In a competitive business environment, enterprises resort to various forms of competition in terms of (a) quality (who has the most durable, most reliable, most effective, safest, and so on) and (b) price (who has the cheapest, most cost-effective).
More players, more competition, more marketing schemes and more price discounts promo. Ultimately, the consumers will benefit because they will have lots of options and choices among the various producers and suppliers of the products that they need based on their particular tastes, preferences, needs and budget.
The proper role of the government therefore, is to encourage more competition among different enterprises and producers, not stifle it. And for government to successfully encourage competition, all it has to do is practically do nothing. Do not over-regulate. Do not bureaucratize. Do not impose high and multiple taxes and fees. Do not intervene anytime for any alibi. Just step back and watch for whoever is doing foul and harmful schemes. Like producing cheap but poisonous food and drinks, cheap but structurally defective houses, cheap but fake and substandard drugs, those resorting to arson and sabotage against competing firms, and so on. People will really appreciate it when government comes in and intervene in cases like these because there is physical harm being done or about to happen to the public.
Recently, discount cards and coupon promos by some drug manufacturers became a negative public issue.

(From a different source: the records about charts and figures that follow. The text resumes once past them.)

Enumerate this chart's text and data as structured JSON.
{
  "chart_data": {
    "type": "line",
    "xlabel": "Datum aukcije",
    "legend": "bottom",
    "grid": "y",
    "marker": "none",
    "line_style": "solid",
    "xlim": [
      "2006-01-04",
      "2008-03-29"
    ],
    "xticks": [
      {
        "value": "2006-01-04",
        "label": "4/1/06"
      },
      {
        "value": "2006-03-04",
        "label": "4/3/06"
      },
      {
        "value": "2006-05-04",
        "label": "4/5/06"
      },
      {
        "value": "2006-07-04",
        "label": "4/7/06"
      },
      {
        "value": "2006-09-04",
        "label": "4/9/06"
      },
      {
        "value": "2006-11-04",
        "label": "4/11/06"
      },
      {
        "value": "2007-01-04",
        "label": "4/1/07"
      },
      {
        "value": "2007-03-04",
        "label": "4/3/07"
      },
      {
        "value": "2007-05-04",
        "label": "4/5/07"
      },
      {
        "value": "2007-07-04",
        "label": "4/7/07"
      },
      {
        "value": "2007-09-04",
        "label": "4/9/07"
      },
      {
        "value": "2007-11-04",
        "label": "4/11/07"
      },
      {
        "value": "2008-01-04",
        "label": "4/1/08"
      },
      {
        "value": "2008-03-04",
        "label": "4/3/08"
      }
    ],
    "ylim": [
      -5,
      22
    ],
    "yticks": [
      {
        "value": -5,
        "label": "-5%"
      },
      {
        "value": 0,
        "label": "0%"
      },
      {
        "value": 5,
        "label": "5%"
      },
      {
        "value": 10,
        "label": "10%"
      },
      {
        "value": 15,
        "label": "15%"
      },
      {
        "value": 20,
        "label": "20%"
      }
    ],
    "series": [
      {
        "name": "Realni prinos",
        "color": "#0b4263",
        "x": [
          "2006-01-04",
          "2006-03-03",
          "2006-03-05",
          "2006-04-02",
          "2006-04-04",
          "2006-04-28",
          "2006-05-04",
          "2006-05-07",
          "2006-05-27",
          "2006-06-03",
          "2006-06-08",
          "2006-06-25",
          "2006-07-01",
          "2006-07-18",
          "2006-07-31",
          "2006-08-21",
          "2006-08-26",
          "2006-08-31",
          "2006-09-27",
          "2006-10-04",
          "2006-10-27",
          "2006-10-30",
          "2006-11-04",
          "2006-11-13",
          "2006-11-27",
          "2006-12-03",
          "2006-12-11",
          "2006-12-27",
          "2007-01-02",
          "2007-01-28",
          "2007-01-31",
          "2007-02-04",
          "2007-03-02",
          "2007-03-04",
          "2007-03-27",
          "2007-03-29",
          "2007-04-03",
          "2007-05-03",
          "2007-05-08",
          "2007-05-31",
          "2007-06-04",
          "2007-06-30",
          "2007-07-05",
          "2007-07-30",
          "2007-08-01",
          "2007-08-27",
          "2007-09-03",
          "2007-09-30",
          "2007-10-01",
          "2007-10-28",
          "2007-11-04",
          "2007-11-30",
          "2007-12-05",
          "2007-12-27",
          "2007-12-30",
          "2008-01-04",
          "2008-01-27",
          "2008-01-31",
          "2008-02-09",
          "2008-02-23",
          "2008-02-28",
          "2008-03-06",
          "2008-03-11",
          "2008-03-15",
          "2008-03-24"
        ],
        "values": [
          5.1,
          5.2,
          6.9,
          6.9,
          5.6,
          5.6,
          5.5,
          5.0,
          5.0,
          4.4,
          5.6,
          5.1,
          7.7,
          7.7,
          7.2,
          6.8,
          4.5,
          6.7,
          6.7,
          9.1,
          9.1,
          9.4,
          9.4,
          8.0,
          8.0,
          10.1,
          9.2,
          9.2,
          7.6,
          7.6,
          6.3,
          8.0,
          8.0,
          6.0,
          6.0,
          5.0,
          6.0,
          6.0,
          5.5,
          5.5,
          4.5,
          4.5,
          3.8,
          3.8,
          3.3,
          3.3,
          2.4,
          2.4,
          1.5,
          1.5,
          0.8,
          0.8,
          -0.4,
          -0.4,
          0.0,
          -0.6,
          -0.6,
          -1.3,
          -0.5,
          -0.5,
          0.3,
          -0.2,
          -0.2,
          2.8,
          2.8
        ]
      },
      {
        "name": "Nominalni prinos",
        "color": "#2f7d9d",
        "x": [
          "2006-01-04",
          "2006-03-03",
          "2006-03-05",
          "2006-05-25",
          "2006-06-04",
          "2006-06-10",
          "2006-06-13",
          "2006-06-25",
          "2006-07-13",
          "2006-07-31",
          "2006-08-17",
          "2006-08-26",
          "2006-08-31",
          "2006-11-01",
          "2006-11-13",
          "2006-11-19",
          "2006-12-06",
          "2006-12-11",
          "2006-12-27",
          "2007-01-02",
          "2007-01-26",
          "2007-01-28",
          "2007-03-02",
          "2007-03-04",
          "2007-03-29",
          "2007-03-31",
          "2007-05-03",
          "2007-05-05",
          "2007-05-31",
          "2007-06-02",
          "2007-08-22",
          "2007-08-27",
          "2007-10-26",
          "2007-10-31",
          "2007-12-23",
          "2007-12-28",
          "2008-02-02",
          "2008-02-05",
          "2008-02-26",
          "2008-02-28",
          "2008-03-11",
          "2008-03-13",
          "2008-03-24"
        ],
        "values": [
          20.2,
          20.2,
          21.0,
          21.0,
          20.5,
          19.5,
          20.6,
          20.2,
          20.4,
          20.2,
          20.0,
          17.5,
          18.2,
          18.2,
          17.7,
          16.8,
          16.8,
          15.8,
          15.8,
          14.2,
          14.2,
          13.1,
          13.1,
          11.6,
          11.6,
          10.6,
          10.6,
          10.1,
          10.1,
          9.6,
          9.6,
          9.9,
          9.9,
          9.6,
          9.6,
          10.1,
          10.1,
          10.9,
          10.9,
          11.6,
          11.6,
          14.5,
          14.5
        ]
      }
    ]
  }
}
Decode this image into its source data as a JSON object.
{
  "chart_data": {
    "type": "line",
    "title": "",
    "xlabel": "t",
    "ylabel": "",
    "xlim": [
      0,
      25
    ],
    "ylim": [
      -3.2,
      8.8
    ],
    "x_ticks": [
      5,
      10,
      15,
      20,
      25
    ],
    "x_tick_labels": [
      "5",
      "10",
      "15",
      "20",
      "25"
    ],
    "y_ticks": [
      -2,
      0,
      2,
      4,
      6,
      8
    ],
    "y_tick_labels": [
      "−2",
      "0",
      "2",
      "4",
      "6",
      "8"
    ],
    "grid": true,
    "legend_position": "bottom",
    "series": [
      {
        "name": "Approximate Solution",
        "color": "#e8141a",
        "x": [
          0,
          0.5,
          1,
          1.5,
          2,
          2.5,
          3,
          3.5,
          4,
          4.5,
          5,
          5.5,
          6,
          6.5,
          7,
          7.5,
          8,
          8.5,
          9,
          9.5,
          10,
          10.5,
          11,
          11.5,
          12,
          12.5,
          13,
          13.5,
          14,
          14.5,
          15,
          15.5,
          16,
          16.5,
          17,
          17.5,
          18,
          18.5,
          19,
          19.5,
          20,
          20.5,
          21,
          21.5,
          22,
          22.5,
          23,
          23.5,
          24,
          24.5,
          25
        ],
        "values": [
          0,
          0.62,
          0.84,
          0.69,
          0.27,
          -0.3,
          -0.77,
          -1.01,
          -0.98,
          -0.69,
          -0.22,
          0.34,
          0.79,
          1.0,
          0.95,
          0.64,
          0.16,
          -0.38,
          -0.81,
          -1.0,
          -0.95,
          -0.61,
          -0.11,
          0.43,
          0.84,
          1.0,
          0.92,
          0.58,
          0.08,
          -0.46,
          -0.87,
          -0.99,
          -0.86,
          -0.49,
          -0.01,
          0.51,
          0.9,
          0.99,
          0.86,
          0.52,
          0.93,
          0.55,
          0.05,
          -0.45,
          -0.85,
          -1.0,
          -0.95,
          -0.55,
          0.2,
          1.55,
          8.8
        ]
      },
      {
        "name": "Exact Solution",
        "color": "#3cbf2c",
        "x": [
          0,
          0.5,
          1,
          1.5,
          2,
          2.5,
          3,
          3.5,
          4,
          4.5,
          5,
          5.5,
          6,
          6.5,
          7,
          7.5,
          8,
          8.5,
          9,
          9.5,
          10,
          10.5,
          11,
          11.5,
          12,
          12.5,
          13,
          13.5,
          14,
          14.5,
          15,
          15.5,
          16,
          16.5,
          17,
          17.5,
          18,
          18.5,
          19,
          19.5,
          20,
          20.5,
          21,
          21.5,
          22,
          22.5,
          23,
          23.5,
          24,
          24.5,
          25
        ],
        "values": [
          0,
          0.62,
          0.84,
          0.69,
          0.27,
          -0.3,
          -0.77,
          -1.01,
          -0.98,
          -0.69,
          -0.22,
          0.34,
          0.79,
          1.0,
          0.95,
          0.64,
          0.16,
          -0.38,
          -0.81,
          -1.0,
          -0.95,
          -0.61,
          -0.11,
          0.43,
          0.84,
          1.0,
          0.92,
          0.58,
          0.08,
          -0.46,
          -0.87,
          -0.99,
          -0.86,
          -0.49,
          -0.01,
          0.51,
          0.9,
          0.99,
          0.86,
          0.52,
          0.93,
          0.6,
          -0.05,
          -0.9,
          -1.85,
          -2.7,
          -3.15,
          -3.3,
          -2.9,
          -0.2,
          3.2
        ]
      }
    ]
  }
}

The issue is that if those pharmaceutical companies are capable of selling their drugs (patented or generic) at 30 to 50 percent discount or higher to those who hold their discount cards, why not make it a “universal” price for all consumers, with or without a discount card. Why give those discount cards only to doctors in expensive clinics and hospitals for their rich and the middle class patients, why not give the same privilege also for patients who cannot afford to see a doctor.

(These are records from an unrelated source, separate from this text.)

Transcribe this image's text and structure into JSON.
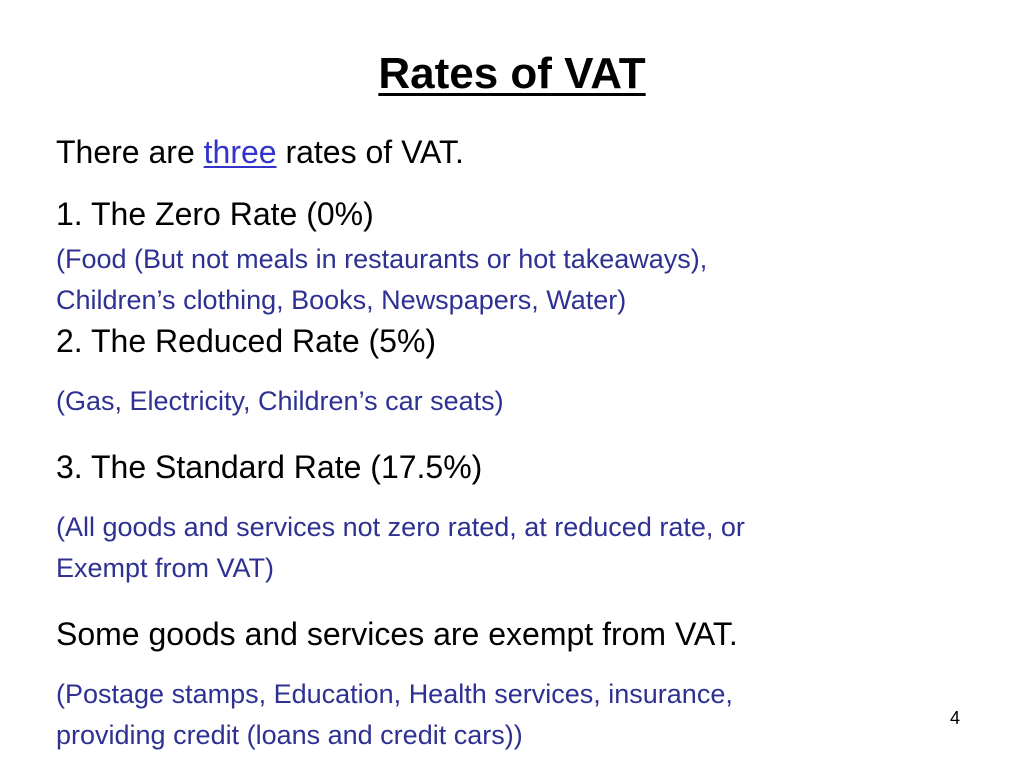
{
  "slide": {
    "title": "Rates of VAT",
    "intro": {
      "prefix": "There are ",
      "link_text": "three",
      "suffix": " rates of VAT."
    },
    "rates": [
      {
        "heading": "1. The Zero Rate (0%)",
        "examples": [
          "(Food (But not meals in restaurants or hot takeaways),",
          "Children’s clothing, Books, Newspapers, Water)"
        ]
      },
      {
        "heading": "2. The Reduced Rate (5%)",
        "examples": [
          "(Gas, Electricity, Children’s car seats)"
        ]
      },
      {
        "heading": "3. The Standard Rate (17.5%)",
        "examples": [
          "(All goods and services not zero rated, at reduced rate, or",
          "Exempt from VAT)"
        ]
      }
    ],
    "exempt": {
      "heading": "Some goods and services are exempt from VAT.",
      "examples": [
        "(Postage stamps, Education, Health services, insurance,",
        "providing credit (loans and credit cars))"
      ]
    },
    "page_number": "4"
  },
  "colors": {
    "text": "#000000",
    "note_text": "#2e3192",
    "link": "#3333cc",
    "background": "#ffffff"
  }
}
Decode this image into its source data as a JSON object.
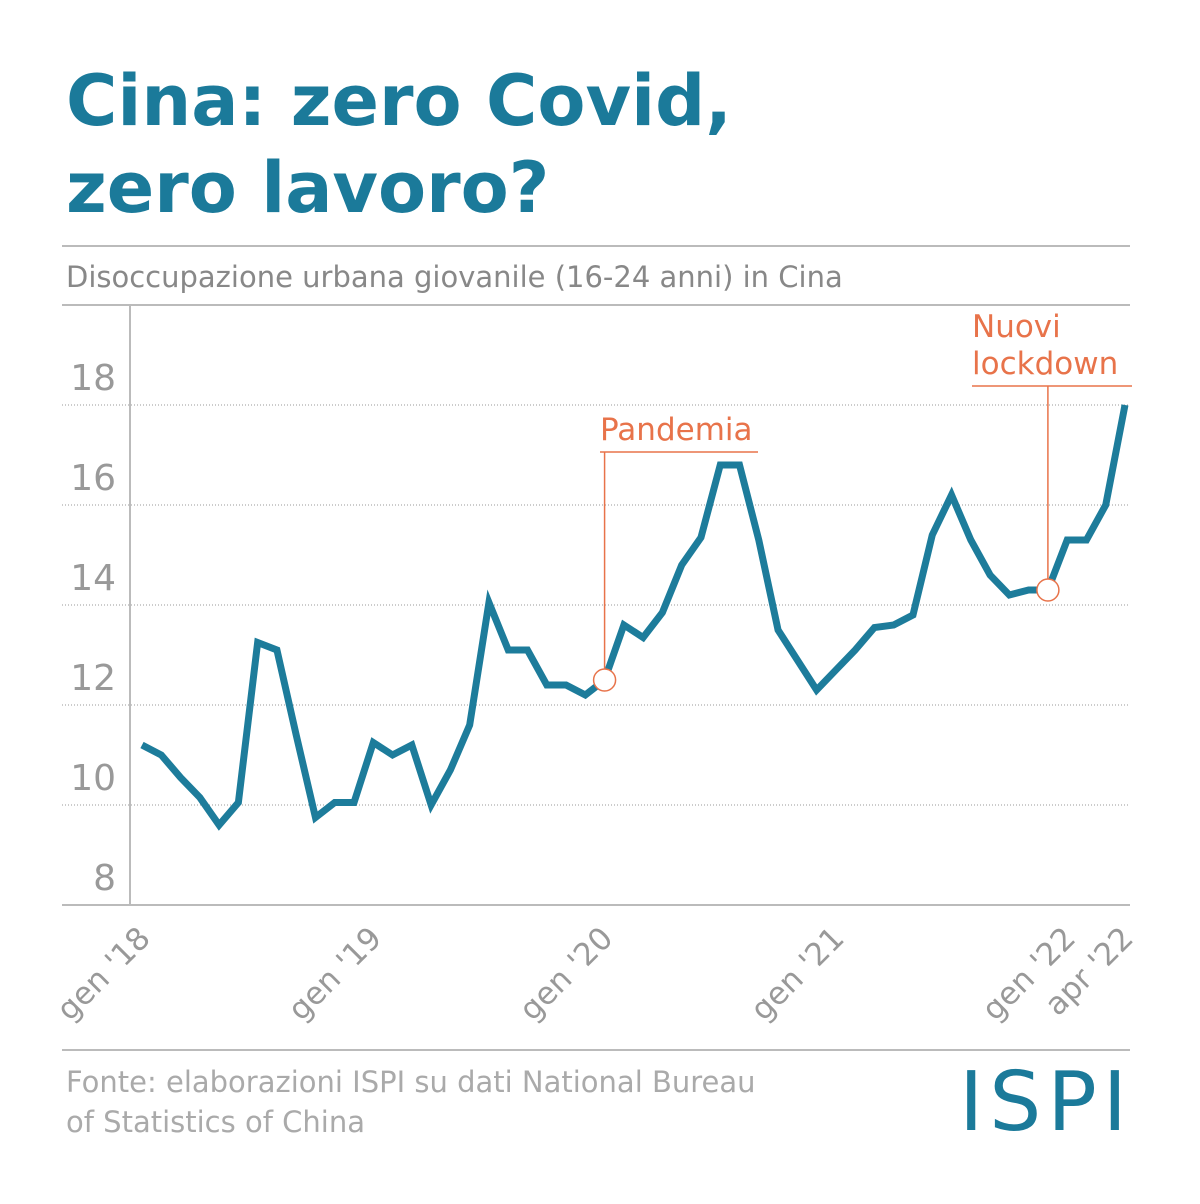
{
  "title": [
    "Cina: zero Covid,",
    "zero lavoro?"
  ],
  "chart_data": {
    "type": "line",
    "subtitle": "Disoccupazione urbana giovanile (16-24 anni) in Cina",
    "categories": [
      "gen '18",
      null,
      null,
      null,
      null,
      null,
      null,
      null,
      null,
      null,
      null,
      null,
      "gen '19",
      null,
      null,
      null,
      null,
      null,
      null,
      null,
      null,
      null,
      null,
      null,
      "gen '20",
      null,
      null,
      null,
      null,
      null,
      null,
      null,
      null,
      null,
      null,
      null,
      "gen '21",
      null,
      null,
      null,
      null,
      null,
      null,
      null,
      null,
      null,
      null,
      null,
      "gen '22",
      null,
      null,
      "apr '22"
    ],
    "series": [
      {
        "color": "#1d7c9b",
        "values": [
          11.2,
          11.0,
          10.55,
          10.15,
          9.6,
          10.05,
          13.25,
          13.1,
          11.4,
          9.75,
          10.05,
          10.05,
          11.25,
          11.0,
          11.2,
          10.0,
          10.7,
          11.6,
          14.05,
          13.1,
          13.1,
          12.4,
          12.4,
          12.2,
          12.5,
          13.6,
          13.35,
          13.85,
          14.8,
          15.35,
          16.8,
          16.8,
          15.3,
          13.5,
          12.9,
          12.3,
          12.7,
          13.1,
          13.55,
          13.6,
          13.8,
          15.4,
          16.2,
          15.3,
          14.6,
          14.2,
          14.3,
          14.3,
          15.3,
          15.3,
          16.0,
          18.0
        ]
      }
    ],
    "ylim": [
      8,
      20
    ],
    "yticks": [
      8,
      10,
      12,
      14,
      16,
      18
    ],
    "grid": true,
    "annotations": [
      {
        "text": [
          "Pandemia"
        ],
        "color": "#e8734a"
      },
      {
        "text": [
          "Nuovi",
          "lockdown"
        ],
        "color": "#e8734a"
      }
    ]
  },
  "source": [
    "Fonte: elaborazioni ISPI su dati National Bureau",
    "of Statistics of China"
  ],
  "logo": "ISPI"
}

Since there is obvious “class” discrimination among rich and poor patients, government should come in and mandate or force those drug companies to remove those discount cards altogether and sell their drugs at the existing discount price.
This does not seem to fall in the above definition of where government is expected to keep out or come in. There was no harm to the public when some companies would give price discounts to patients who voluntarily signed into some discount cards. The patients signed in voluntarily like they sign in to their yahoo or gmail or facebook account. The service provider – web-based email or social networking or pharma company – asked the person to give his/her name, age, etc. in exchange for a particular favor, like free email account or highly-discounted medicine prices.

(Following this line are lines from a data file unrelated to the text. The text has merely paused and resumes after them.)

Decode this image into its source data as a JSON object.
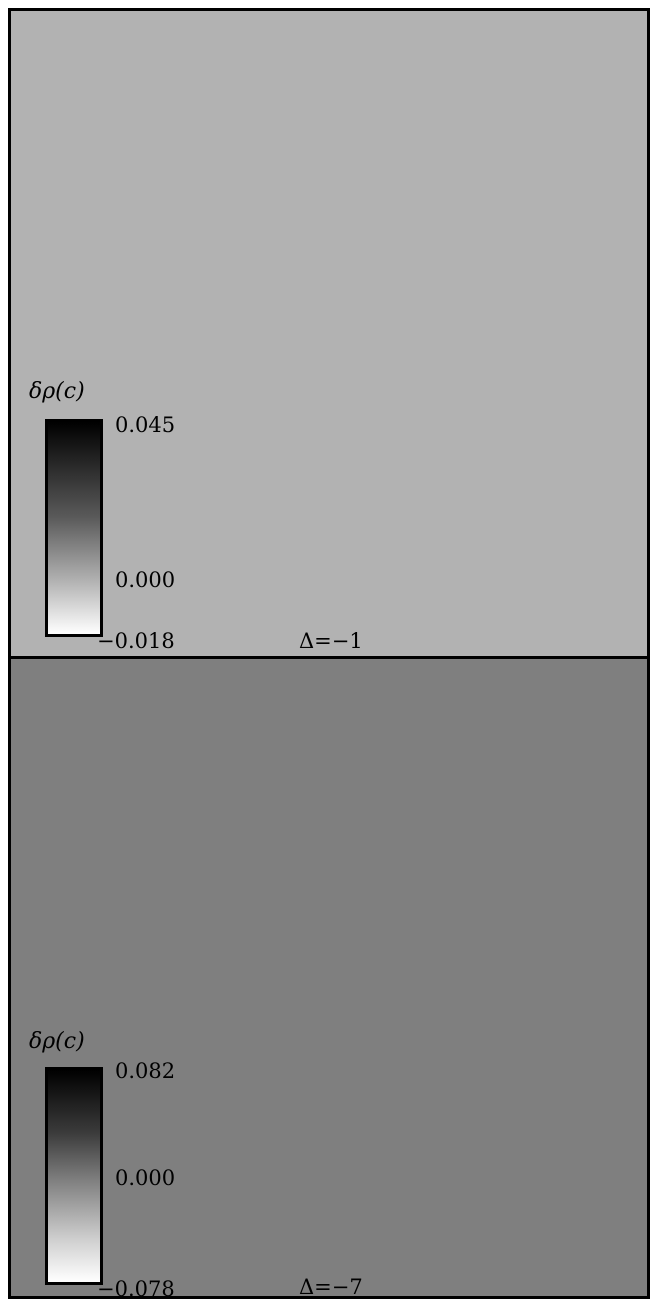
{
  "chart_data": [
    {
      "type": "heatmap",
      "panel_label": "Δ=−1",
      "colorbar": {
        "label": "δρ(c)",
        "colors": [
          "#ffffff",
          "#000000"
        ],
        "ticks": [
          "0.045",
          "0.000",
          "−0.018"
        ],
        "range": [
          -0.018,
          0.045
        ]
      },
      "background_value": 0.0
    },
    {
      "type": "heatmap",
      "panel_label": "Δ=−7",
      "colorbar": {
        "label": "δρ(c)",
        "colors": [
          "#ffffff",
          "#000000"
        ],
        "ticks": [
          "0.082",
          "0.000",
          "−0.078"
        ],
        "range": [
          -0.078,
          0.082
        ]
      },
      "background_value": 0.0
    }
  ]
}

As discussed above, price discounts and various forms of marketing promo are expected from enterprises which are operating in a competitive environment. No discounts, less customers, less revenues, less profit, if not losses. Very simple.
Should the State, through the Department of Health (DOH) and/or the Department of Trade and Industry (DTI) and other government agencies devote their thin resources into coercing companies to another set of price control, then monitor for their compliance or non-compliance, then wait for the “offending” parties’ position paper in a public hearing, then prepare charge sheets and go to the courts if necessary. Is this the right way to spend taxpayers’ money?
It is true that those discount cards may be used by the issuing pharma companies for their “intelligence gathering”. If those pharma companies will distribute their discount cards to all doctors nationwide, let them continue their marketing promo. Other competing pharma companies can bring down the prices of their drugs without discount cards, threatening the marketing promo of the earlier companies that issued discount cards.
Whatever dynamics and counter-promos in quality and price competition among the various enterprises, the State should get out of such deals. By keeping out, the State is indirectly inviting more pharma companies to come in, both domestic and multinationals, to launch their own promos, and ultimately the patients and their families will benefit.
The State should reserve its coercive resources in tracking and controlling those pharma companies that produce and/or import fake or substandards drugs because of the harm they bring to the public. For these companies, they can always price their drugs at just 1/2 or even 1/5 of the supposedly comparable drugs by other companies because the former just used flour or any cheap and medically useless substances in producing their own “drugs”. Isn’t this a better use of the taxpayers’ money?
There are still soooo many multinational innovator pharma companies abroad that are not yet in the country that can help increase competition. These multinationals are global corporate brands that are too scared to be involved in even a single case of producing fake or substandard or ineffective drug. Why should the Philippines be satisfied with the current 30 to 40 multinational pharma companies and about the same number of reliable domestic pharma companies, when there is a potential of 200 to 500 reliable companies who can offer more choices for the Filipino patients?
The State, through the Department of Finance (DOH) and the Bureau of Internal Revenue (BIR) should also consider cutting drastically the various taxes and fees that they imposed on medicines and active ingredients.
There is nothig to fear in discount cards. We should be afraid in discounted competition instead. Monopolists, oligopolists and political rent-seekers thrive in an environment of discounted and limited competition.